Bleiwüsten

Mit welchen Tools kann man modernen digitalen Journalismus selber machen, @bleiwuesten?

Wie lernt man etwas, das sich so schnell verändert, wie Journalismus im Netz? Indem man es ausprobiert. Und indem man mit Leuten spricht, die an der Veränderung mitarbeiten. Beides macht der jüngste Jahrgang der Kölner Journalistenschule in der Seminarreihe Digitaler Journalismus. Zu jeder Sitzung bereiten Journalistenschüler einen Vortrag vor, meistens verbunden mit einem Experten-Interview zum Thema. Und sie experimentieren selbst mit den Möglichkeiten, die der digitale Journalismus bereit hält – wenn sie die Ergebnisse ihrer Interviews hier im Blog präsentieren. Im dritten Teil sprechen Timm Seckel und Nathanael Häfner mit Daniela Späth und Michel Penke über kleine und große Tools im digitalen Journalismus.

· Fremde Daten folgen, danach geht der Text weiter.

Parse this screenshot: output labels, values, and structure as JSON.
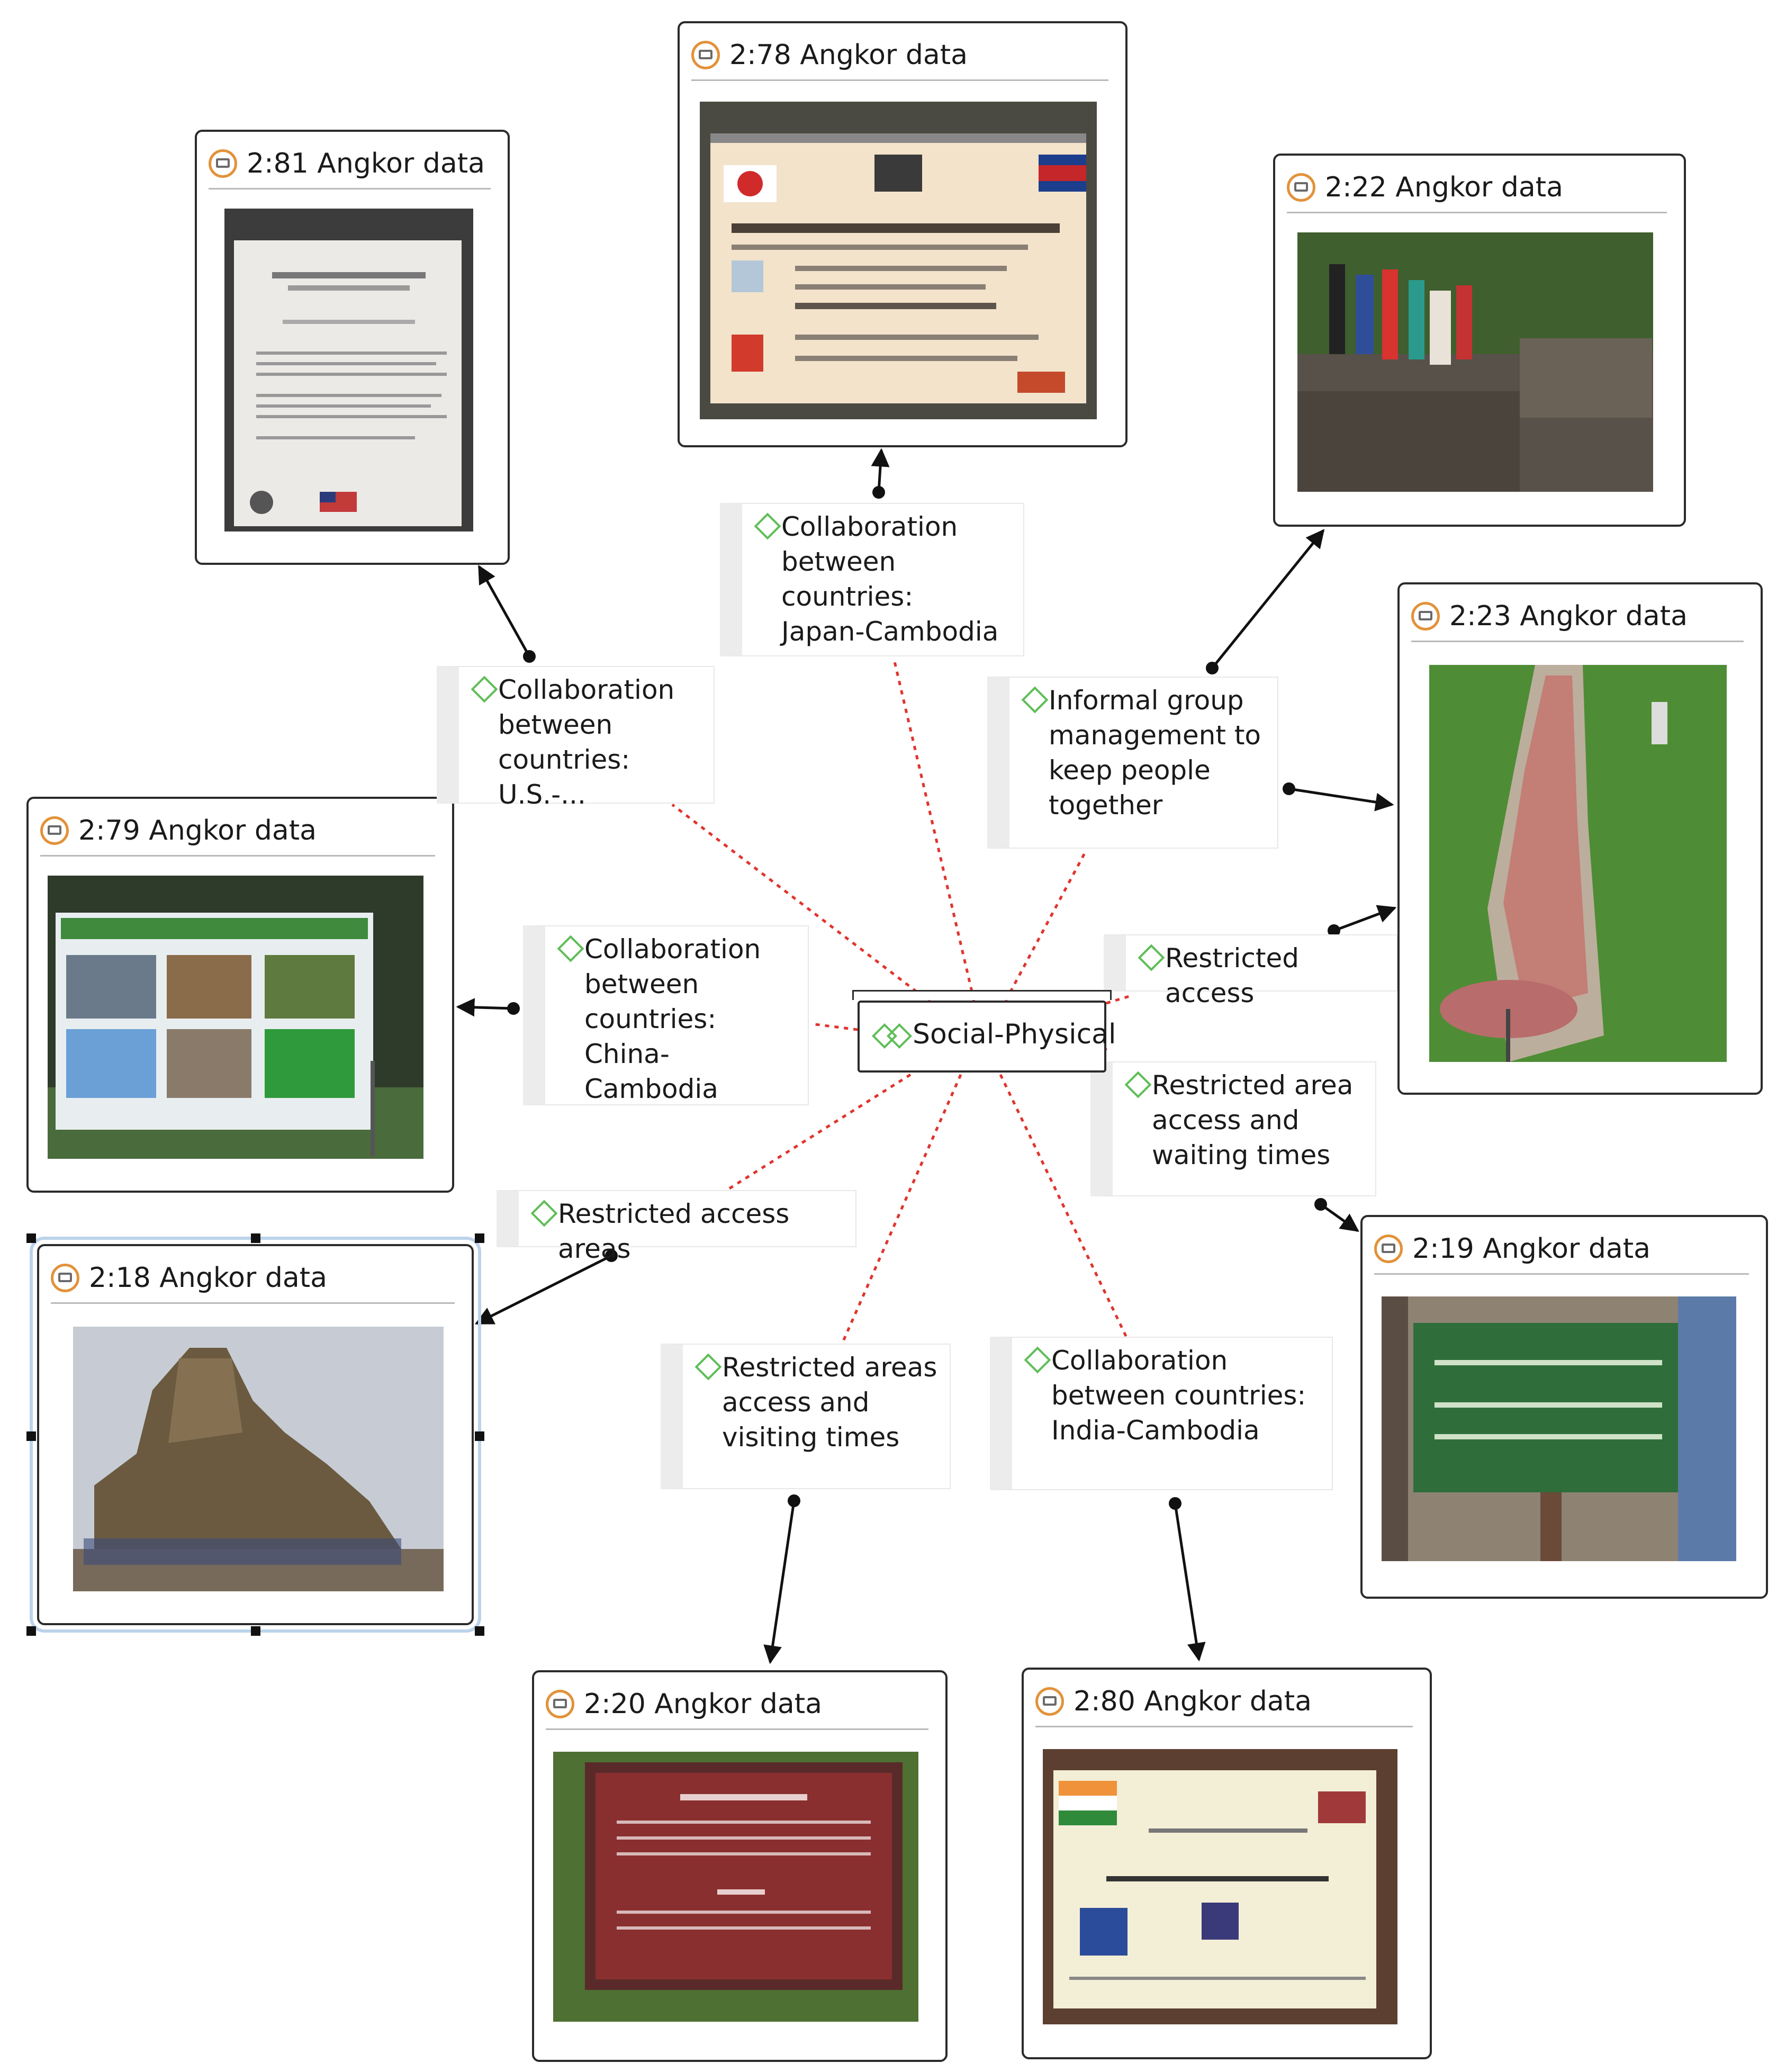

Interaktive Karten, 360-Grad-Videoausschnitte oder detailliert analysierte Wählerwanderungen – die Bandbreite der journalistischen Darstellungsformen ist in den vergangenen Jahren enorm gewachsen. Multimediale Erzählweisen sind in vielen Bereichen inzwischen Standard und werden ständig weiterentwickelt. In großen Redaktionen arbeiten deshalb immer häufiger Entwickler, Designer und Journalisten eng zusammen. Gleichzeitig entsteht ein großes Angebot an digitalen Werkzeugen, mit denen Journalisten auch ohne ein großes Team multimediale Inhalte erstellen können. Ständig kommen neue Anwendungen auf den Markt, auch einige große Online-Medien nutzen frei verfügbare Tools, statt alles selbst zu programmieren.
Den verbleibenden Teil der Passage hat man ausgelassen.